The proposal was included in the country’s National Transformation Plan, an ambitious multi-year program released this week. But the tax element is only “an initiative that will be discussed,” Finance Minister Ibrahim al-Assaf said on Tuesday at a news conference in Jeddah.
Economists said the proposal is unlikely to see the light soon because it could hamper the kingdom’s ability to attract the foreign investment it needs to revive growth hit by the oil slump. Still, raising the possibility of income tax in the blueprint — even if only on foreigners — shows the readiness of its architect, Deputy Crown Prince Mohammed bin Salman, to consider steps that past Saudi rulers have shunned.
Prince Mohammed, the king’s son and second-in-line to the throne, has already cut fuel and utility subsidies and proposed reducing the public-sector wage bill. The kingdom is also joining other members of the six-nation Gulf Cooperation Council in imposing value-added taxation starting from 2018.
“Deepening the taxation base will be an important step in increasing non-oil revenue, which will likely start with VAT first, but the discussion of income tax is notable,” said Monica Malik, chief economist at Abu Dhabi Commercial Bank. Introducing the tax could support efforts to create more jobs for nationals, but if it’s not done in coordination with other GCC countries then it will also “reduce the competitiveness of Saudi Arabia to attract labor,” she said.
The status of Gulf Arab monarchies as tax-free havens has helped attract millions of foreign workers. The revenue wasn’t missed when oil prices were high, but some economists say introducing income tax may be inevitable now.
There are nine million foreigners living and working in Saudi Arabia, Mufrej Al-Haqbani, the country’s labor minister, said. Assaf said the government has no plans to tax Saudi nationals.
Mohammed Alsuwayed, the Riyadh-based head of capital and money markets at Adeem Capital, said he doesn’t expect expats to be taxed any time soon, either.
“I don’t believe it’s wise to introduce such a thing at a time when the kingdom is trying hard to attract direct foreign investments and not having income taxes was one of the most attractive prospects here,” he said.
Not everybody agrees.
“A 10 percent tax take would be very low by global standards, and wouldn’t in itself drive expatriates away given the much greater tax burden they face elsewhere,” said Simon Williams, HSBC Holdings’s London-based chief economist for central and eastern Europe, the Middle East and North Africa.
“I’d take it as a clear positive,” Williams said. “But I’d hope to see it coupled with reform to the status of expats in the country, and ultimately I’d want to see it rolled out to include nationals as well.”
As oil prices plummeted from more than $100 a barrel in 2014 to below $30, the government cut spending, delayed payments to contractors, drew down on its foreign reserves and turned to the domestic bond market. Economic growth will likely slow to 1.5 percent this year from 3.4 percent in 2015, according to the median estimate of a Bloomberg survey.

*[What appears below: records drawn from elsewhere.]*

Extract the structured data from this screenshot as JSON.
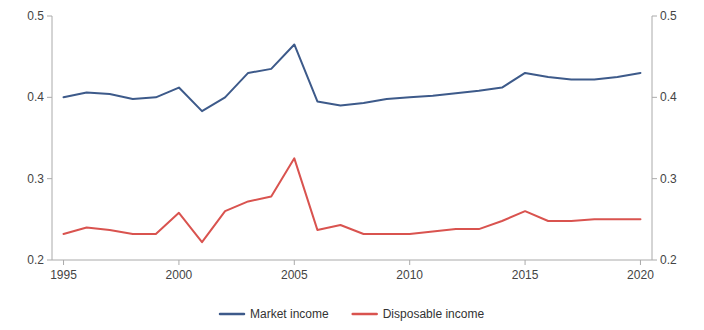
{
  "chart_data": {
    "type": "line",
    "x": [
      1995,
      1996,
      1997,
      1998,
      1999,
      2000,
      2001,
      2002,
      2003,
      2004,
      2005,
      2006,
      2007,
      2008,
      2009,
      2010,
      2011,
      2012,
      2013,
      2014,
      2015,
      2016,
      2017,
      2018,
      2019,
      2020
    ],
    "series": [
      {
        "name": "Market income",
        "color": "#3d5a8a",
        "values": [
          0.4,
          0.406,
          0.404,
          0.398,
          0.4,
          0.412,
          0.383,
          0.4,
          0.43,
          0.435,
          0.465,
          0.395,
          0.39,
          0.393,
          0.398,
          0.4,
          0.402,
          0.405,
          0.408,
          0.412,
          0.43,
          0.425,
          0.422,
          0.422,
          0.425,
          0.43
        ]
      },
      {
        "name": "Disposable income",
        "color": "#d9534f",
        "values": [
          0.232,
          0.24,
          0.237,
          0.232,
          0.232,
          0.258,
          0.222,
          0.26,
          0.272,
          0.278,
          0.325,
          0.237,
          0.243,
          0.232,
          0.232,
          0.232,
          0.235,
          0.238,
          0.238,
          0.248,
          0.26,
          0.248,
          0.248,
          0.25,
          0.25,
          0.25
        ]
      }
    ],
    "xlim": [
      1994.5,
      2020.5
    ],
    "xticks": [
      1995,
      2000,
      2005,
      2010,
      2015,
      2020
    ],
    "ylim": [
      0.2,
      0.5
    ],
    "yticks": [
      0.2,
      0.3,
      0.4,
      0.5
    ],
    "y2lim": [
      0.2,
      0.5
    ],
    "y2ticks": [
      0.2,
      0.3,
      0.4,
      0.5
    ],
    "grid": false,
    "legend": "bottom"
  }
}
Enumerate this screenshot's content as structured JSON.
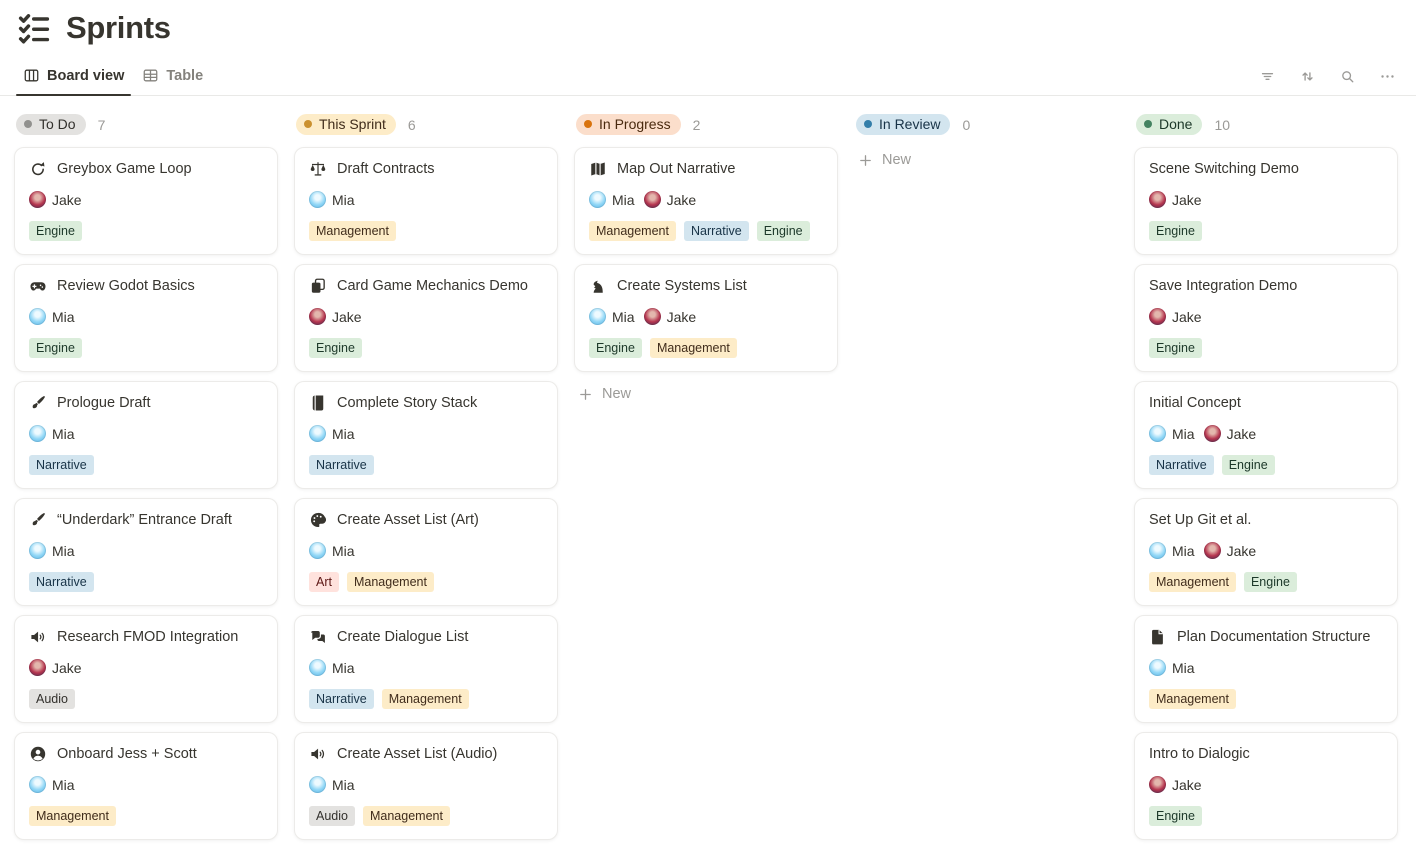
{
  "page": {
    "title": "Sprints",
    "icon": "checklist-icon"
  },
  "tabs": [
    {
      "label": "Board view",
      "icon": "board-icon",
      "active": true
    },
    {
      "label": "Table",
      "icon": "table-icon",
      "active": false
    }
  ],
  "toolbar": [
    {
      "name": "filter-icon"
    },
    {
      "name": "sort-icon"
    },
    {
      "name": "search-icon"
    },
    {
      "name": "more-icon"
    }
  ],
  "new_label": "New",
  "people": {
    "Mia": {
      "c1": "#eefaff",
      "c2": "#8fd6f6",
      "c3": "#56aee0"
    },
    "Jake": {
      "c1": "#e3b7ad",
      "c2": "#b5344e",
      "c3": "#302e55"
    }
  },
  "tags": {
    "Engine": {
      "bg": "#DBEDDB",
      "text": "#1C3829"
    },
    "Narrative": {
      "bg": "#D3E5EF",
      "text": "#183347"
    },
    "Management": {
      "bg": "#FDECC8",
      "text": "#402C1B"
    },
    "Audio": {
      "bg": "#E3E2E0",
      "text": "#32302C"
    },
    "Art": {
      "bg": "#FFE2DD",
      "text": "#5D1715"
    }
  },
  "columns": [
    {
      "name": "To Do",
      "count": 7,
      "pill_bg": "#E3E2E0",
      "pill_text": "#32302C",
      "dot": "#91918E",
      "show_new": false,
      "cards": [
        {
          "icon": "loop-icon",
          "title": "Greybox Game Loop",
          "assignees": [
            "Jake"
          ],
          "tags": [
            "Engine"
          ]
        },
        {
          "icon": "gamepad-icon",
          "title": "Review Godot Basics",
          "assignees": [
            "Mia"
          ],
          "tags": [
            "Engine"
          ]
        },
        {
          "icon": "brush-icon",
          "title": "Prologue Draft",
          "assignees": [
            "Mia"
          ],
          "tags": [
            "Narrative"
          ]
        },
        {
          "icon": "brush-icon",
          "title": "“Underdark” Entrance Draft",
          "assignees": [
            "Mia"
          ],
          "tags": [
            "Narrative"
          ]
        },
        {
          "icon": "speaker-icon",
          "title": "Research FMOD Integration",
          "assignees": [
            "Jake"
          ],
          "tags": [
            "Audio"
          ]
        },
        {
          "icon": "person-icon",
          "title": "Onboard Jess + Scott",
          "assignees": [
            "Mia"
          ],
          "tags": [
            "Management"
          ]
        }
      ]
    },
    {
      "name": "This Sprint",
      "count": 6,
      "pill_bg": "#FDECC8",
      "pill_text": "#402C1B",
      "dot": "#CB912F",
      "show_new": false,
      "cards": [
        {
          "icon": "scale-icon",
          "title": "Draft Contracts",
          "assignees": [
            "Mia"
          ],
          "tags": [
            "Management"
          ]
        },
        {
          "icon": "cards-icon",
          "title": "Card Game Mechanics Demo",
          "assignees": [
            "Jake"
          ],
          "tags": [
            "Engine"
          ]
        },
        {
          "icon": "book-icon",
          "title": "Complete Story Stack",
          "assignees": [
            "Mia"
          ],
          "tags": [
            "Narrative"
          ]
        },
        {
          "icon": "palette-icon",
          "title": "Create Asset List (Art)",
          "assignees": [
            "Mia"
          ],
          "tags": [
            "Art",
            "Management"
          ]
        },
        {
          "icon": "chat-icon",
          "title": "Create Dialogue List",
          "assignees": [
            "Mia"
          ],
          "tags": [
            "Narrative",
            "Management"
          ]
        },
        {
          "icon": "speaker-icon",
          "title": "Create Asset List (Audio)",
          "assignees": [
            "Mia"
          ],
          "tags": [
            "Audio",
            "Management"
          ]
        }
      ]
    },
    {
      "name": "In Progress",
      "count": 2,
      "pill_bg": "#FBDECB",
      "pill_text": "#49290E",
      "dot": "#D9730D",
      "show_new": true,
      "cards": [
        {
          "icon": "map-icon",
          "title": "Map Out Narrative",
          "assignees": [
            "Mia",
            "Jake"
          ],
          "tags": [
            "Management",
            "Narrative",
            "Engine"
          ]
        },
        {
          "icon": "knight-icon",
          "title": "Create Systems List",
          "assignees": [
            "Mia",
            "Jake"
          ],
          "tags": [
            "Engine",
            "Management"
          ]
        }
      ]
    },
    {
      "name": "In Review",
      "count": 0,
      "pill_bg": "#D3E5EF",
      "pill_text": "#183347",
      "dot": "#337EA9",
      "show_new": true,
      "cards": []
    },
    {
      "name": "Done",
      "count": 10,
      "pill_bg": "#DBEDDB",
      "pill_text": "#1C3829",
      "dot": "#448361",
      "show_new": false,
      "cards": [
        {
          "icon": null,
          "title": "Scene Switching Demo",
          "assignees": [
            "Jake"
          ],
          "tags": [
            "Engine"
          ]
        },
        {
          "icon": null,
          "title": "Save Integration Demo",
          "assignees": [
            "Jake"
          ],
          "tags": [
            "Engine"
          ]
        },
        {
          "icon": null,
          "title": "Initial Concept",
          "assignees": [
            "Mia",
            "Jake"
          ],
          "tags": [
            "Narrative",
            "Engine"
          ]
        },
        {
          "icon": null,
          "title": "Set Up Git et al.",
          "assignees": [
            "Mia",
            "Jake"
          ],
          "tags": [
            "Management",
            "Engine"
          ]
        },
        {
          "icon": "document-icon",
          "title": "Plan Documentation Structure",
          "assignees": [
            "Mia"
          ],
          "tags": [
            "Management"
          ]
        },
        {
          "icon": null,
          "title": "Intro to Dialogic",
          "assignees": [
            "Jake"
          ],
          "tags": [
            "Engine"
          ]
        }
      ]
    }
  ]
}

Al-Assaf reiterated the government’s target to balance the budget by 2020 and confirmed current discussions to sell international bonds. The International Monetary Fund expects the world’s top oil exporter to post a shortfall of 13.5 percent of economic output this year.
The NTP sees public debt climbing to 30 percent of economic output by 2020 from 7.7 percent currently.
The increase suggests that the kingdom may raise an additional $200 billion in debt in the coming five years, the current year included, said Mohamed Abu Basha, an economist at Cairo-based investment bank EFG-Hermes.